Non deve sorprendere che il sud faccia notizia solo se si parla di cronache o disastri. Lo dimostra lo studio sociologico condotto da Valentina Cremonesi e Stefano Cristante, La parte cattiva dell’Italia: Sud, Media e Immaginario Collettivo (Mimesis, 2015), in cui si legge che in trent’anni, sul Tg1, il Mezzogiorno è stato lambito solo dal 9% delle notizie, quasi tutte solo inerenti, appunto criminalità e clima.
Nella querelle in corso, pertanto, troviamo accanimento mediatico solo perché alimenta il circo prolifico del luogo comune. Quel che non vedo, invece, è un proficuo cospirare delle potenzialità positive in campo verso il riscatto mediatico-culturale dell’idea che di Napoli ha la gente che non la conosce e non ne apprezza i cambiamenti in fieri. Rette sghembe che, anziché incontrarsi, per il bene comune, si limitano a duelli dialettici. In questa direzione va l’invito a incontrarsi e parlare fatto ieri da Raffaele Cantone.
Al di là del caso specifico, dagli intellettuali italiani mi aspetterei il coraggio di ridisegnare la geografia dello scandalo. Penso al silenzio sull’imponente pietra d’inciampo della corruzione, che vede invece cospiranti, nel silenzio di tante voci, colletti bianchi, politici e consorterie di varia forma. In un’intervista rilasciatami non troppo tempo fa, lo scrittore napoletano Erri De Luca, in quell’occasione, ha dichiarato apertamente: “Non esiste una questione meridionale, esiste una questione nazionale e si chiama corruzione. Siamo ufficialmente il paese a più alto tasso di corruzione in Europa insieme alla Bulgaria. Da questo punto di vista Napoli è un esperimento virtuoso con un sindaco ex magistrato che ha tenuto a bocca asciutta gli accaparratori di denaro pubblico”. Una denuncia chiara e una presa di posizione evidentemente meditata e consapevole, da parte di uno degli scrittori italiani più influenti. Invita a riflettere.
Di analogo segno le dichiarazioni del giornalista Sandro Ruotolo, da sempre impegnato su temi delicati come la criminalità organizzata. Erri De Luca fa riferimento al medesimo bubbone che ho trovato nei testi di Gratteri e Di Matteo, impegnati da decenni in magistratura. Per questo, sostengo che gli intellettuali dovrebbero additare le multiformi pietre dello scandalo, esponendosi ben al di là di un pacato riformismo.

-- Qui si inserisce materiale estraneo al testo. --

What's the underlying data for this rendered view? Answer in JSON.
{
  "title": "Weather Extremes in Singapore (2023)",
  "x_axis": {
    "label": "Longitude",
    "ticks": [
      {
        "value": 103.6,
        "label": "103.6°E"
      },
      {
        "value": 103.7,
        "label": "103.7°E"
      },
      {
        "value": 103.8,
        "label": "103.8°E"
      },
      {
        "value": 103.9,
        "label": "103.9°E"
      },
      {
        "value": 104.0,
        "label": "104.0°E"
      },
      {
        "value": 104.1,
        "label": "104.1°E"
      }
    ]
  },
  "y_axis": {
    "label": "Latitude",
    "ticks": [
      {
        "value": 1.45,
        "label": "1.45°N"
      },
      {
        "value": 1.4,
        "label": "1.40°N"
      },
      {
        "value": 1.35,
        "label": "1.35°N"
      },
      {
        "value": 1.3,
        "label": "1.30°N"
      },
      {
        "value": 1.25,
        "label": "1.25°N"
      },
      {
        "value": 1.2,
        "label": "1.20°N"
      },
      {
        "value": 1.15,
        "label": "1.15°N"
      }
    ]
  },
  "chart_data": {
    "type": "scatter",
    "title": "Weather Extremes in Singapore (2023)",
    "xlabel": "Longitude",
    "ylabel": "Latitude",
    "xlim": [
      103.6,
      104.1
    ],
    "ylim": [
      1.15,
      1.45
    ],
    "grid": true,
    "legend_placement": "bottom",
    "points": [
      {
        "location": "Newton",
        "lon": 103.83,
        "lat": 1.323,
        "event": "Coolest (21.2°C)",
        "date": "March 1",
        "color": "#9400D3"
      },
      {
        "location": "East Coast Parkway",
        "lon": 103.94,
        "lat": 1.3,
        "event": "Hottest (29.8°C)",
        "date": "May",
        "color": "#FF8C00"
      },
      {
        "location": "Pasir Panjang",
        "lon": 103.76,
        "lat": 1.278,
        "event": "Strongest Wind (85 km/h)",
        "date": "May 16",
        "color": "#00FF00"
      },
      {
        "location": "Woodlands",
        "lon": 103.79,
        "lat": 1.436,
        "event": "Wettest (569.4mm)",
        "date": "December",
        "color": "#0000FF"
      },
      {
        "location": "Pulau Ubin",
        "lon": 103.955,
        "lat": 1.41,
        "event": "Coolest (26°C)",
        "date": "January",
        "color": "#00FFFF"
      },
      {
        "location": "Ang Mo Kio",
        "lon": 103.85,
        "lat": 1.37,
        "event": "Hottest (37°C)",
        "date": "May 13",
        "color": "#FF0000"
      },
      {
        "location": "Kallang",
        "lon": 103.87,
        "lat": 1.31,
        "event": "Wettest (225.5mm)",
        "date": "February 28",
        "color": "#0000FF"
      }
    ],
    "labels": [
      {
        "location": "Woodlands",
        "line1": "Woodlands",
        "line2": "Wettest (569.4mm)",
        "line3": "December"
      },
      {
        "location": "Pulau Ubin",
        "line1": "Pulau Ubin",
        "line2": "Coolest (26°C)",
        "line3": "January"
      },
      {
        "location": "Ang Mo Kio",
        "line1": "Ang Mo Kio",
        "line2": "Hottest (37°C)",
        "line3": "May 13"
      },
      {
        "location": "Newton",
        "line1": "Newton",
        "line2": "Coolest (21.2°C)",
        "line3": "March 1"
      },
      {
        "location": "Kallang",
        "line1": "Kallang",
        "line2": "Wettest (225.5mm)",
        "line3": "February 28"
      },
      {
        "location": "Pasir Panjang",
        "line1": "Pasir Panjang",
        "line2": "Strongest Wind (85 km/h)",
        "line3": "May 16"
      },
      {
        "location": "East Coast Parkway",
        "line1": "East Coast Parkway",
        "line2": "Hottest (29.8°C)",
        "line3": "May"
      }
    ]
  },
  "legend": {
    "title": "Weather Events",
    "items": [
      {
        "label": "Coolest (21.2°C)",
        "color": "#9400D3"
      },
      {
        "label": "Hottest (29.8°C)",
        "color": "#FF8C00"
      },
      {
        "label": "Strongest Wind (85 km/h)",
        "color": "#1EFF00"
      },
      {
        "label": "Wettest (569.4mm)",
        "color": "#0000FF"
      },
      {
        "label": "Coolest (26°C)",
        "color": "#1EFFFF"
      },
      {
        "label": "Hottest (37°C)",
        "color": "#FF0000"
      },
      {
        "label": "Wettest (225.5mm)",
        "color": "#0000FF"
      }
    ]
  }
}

Occorre una rivoluzione di pensiero, che dimostri come non sia possibile parlare di “Paese civile” se la libertà di informazione vede l’Italia al 77° posto nel mondo, se la povertà si espande senza sosta, se la cerchia dei tutelati, dal lavoro alla sanità, si fa sempre più esclusiva e le forze più fresche del paese sono tenute al di fuori del mondo del lavoro. Il coraggio di andare oltre i luoghi comuni e di attribuire un nome e un cognome ai fallimenti politici a cui stiamo assistendo. Un Paese civile trova nell’esclusione dal recinto dei diritti lo scandalo più grave e non disegna il proprio futuro limando i bilanci per giustificare, attraverso tagli progressivi, il progredire della sola barbarie.